Overall, Bracken said he’d “earned them” plea deals and some community service and probation in spite of Nancy Salazar’s prior convictions (including a 2000 guilty plea for assault with a deadly weapon).
Bracken said he managed to get the Salazars a plea deal from “six felonies to one misdemeanor.”
“It was a fairly egregious act,” Bracken said of the melee. And there was some compelling evidence against his clients. “The prosecution had witnesses and officers and personal [victims],” he said.
Bracken, who had covered the North Valley for Chesley’s firm during his six-month tenure before leaving, said he stands by his lawyering.
“I followed the instructions of my clients and I did my best.”
For Chesley to go after his wife with such venom and reveal details about her criminal case in public (while her case remains open) is unconscionable and dangerous, Russell said.
“I had already been done with my plea. She’s the one with the pending case.”
The David Chesley that client Tamara Martinez knows is anything but a self-absorbed attorney. Martinez said she hired Chelsey once for herself in a case involving domestic violence and another for her daughter, who was facing an undisclosed charge.
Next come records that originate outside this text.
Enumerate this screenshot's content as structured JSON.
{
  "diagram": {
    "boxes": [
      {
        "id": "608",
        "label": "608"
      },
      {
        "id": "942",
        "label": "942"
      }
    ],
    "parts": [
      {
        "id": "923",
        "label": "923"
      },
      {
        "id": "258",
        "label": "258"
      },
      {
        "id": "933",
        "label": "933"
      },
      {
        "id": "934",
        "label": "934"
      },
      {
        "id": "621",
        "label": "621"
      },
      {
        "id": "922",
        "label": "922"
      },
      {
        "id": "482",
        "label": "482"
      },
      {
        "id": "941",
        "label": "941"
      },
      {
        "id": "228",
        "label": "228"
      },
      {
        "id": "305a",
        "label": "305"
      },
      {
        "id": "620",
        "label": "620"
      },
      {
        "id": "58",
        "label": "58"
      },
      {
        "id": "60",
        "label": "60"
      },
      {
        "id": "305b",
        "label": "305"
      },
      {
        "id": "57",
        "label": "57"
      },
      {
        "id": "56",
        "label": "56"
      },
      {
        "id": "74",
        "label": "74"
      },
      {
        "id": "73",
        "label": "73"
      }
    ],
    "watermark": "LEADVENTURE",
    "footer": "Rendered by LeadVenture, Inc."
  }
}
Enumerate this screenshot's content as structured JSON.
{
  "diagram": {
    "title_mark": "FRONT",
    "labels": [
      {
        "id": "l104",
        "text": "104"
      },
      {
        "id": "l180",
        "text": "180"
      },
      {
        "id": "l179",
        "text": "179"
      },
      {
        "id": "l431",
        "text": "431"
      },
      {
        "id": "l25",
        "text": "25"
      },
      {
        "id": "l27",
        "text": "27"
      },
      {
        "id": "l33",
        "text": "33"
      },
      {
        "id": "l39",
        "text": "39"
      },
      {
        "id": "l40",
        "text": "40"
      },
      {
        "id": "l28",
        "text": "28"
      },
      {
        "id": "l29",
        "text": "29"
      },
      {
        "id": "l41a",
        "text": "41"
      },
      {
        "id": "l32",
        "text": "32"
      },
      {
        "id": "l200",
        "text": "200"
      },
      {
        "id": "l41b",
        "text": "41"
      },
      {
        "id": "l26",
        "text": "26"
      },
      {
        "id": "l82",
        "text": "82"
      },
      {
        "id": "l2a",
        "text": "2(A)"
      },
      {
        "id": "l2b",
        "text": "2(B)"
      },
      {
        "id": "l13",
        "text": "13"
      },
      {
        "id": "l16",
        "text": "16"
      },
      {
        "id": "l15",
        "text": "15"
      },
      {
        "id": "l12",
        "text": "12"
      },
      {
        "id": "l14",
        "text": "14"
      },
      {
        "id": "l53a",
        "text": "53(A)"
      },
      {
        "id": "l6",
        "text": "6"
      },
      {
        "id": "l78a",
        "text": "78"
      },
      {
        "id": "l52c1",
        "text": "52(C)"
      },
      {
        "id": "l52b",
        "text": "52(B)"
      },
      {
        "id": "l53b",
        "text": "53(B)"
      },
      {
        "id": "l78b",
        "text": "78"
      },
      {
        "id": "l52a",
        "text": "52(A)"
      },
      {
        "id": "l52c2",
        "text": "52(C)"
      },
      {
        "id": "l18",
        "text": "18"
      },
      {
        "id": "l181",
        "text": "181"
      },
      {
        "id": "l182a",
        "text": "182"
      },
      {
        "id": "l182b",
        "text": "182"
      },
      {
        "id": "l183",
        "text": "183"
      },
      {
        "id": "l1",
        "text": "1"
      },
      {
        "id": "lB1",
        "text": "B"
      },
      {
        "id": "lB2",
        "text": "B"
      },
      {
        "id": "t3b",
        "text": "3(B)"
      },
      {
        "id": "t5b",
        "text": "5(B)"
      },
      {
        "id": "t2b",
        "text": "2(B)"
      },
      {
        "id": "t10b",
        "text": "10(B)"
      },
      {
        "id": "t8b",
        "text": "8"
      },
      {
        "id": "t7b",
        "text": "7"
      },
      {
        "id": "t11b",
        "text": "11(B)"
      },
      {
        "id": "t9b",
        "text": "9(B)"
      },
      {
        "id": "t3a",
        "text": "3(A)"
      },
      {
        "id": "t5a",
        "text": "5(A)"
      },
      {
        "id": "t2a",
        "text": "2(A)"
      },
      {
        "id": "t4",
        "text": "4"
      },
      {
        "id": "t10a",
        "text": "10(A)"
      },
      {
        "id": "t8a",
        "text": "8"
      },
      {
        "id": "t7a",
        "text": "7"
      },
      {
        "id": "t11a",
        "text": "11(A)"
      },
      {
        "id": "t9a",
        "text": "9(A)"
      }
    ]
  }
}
“The David you see on TV is the same one I know,” Martinez told The Daily Beast. “I was so impressed when I hired him the first time that I tried to get him for my daughter, though she was assigned a different lawyer in his office.
“He’s tough and direct and he doesn’t care what anyone thinks of him.”
Salazar said he reached out to Chesley’s law firm to protest the public disclosure and a standoff ensued. “I told the caseworker that they’re breaking confidentiality,” he said. “And I asked if they could take it down because there is still a pending case.”
Salazar said the caseworker refused and even went on to say, “‘The only way we will take it down is if you take down your negative review.’”
He ensured the law firm that he wasn’t going to be intimidated.
“I told them, ‘You know what, I’m not going to take it down. It was our view and we had a right to put it up there.’”
Salazar hopes that his wife’s case isn’t compromised as her plea deal won’t be finalized until Dec. 2, 2016.
“At any point that this turns around and goes against us we can sue them,” he said. And the couple said they made sure Chesley’s law firm was on notice.
They allegedly weren’t moved to change anything online.
And it’s been radio silence since. “That was the last communication we had with them,” Salazar said.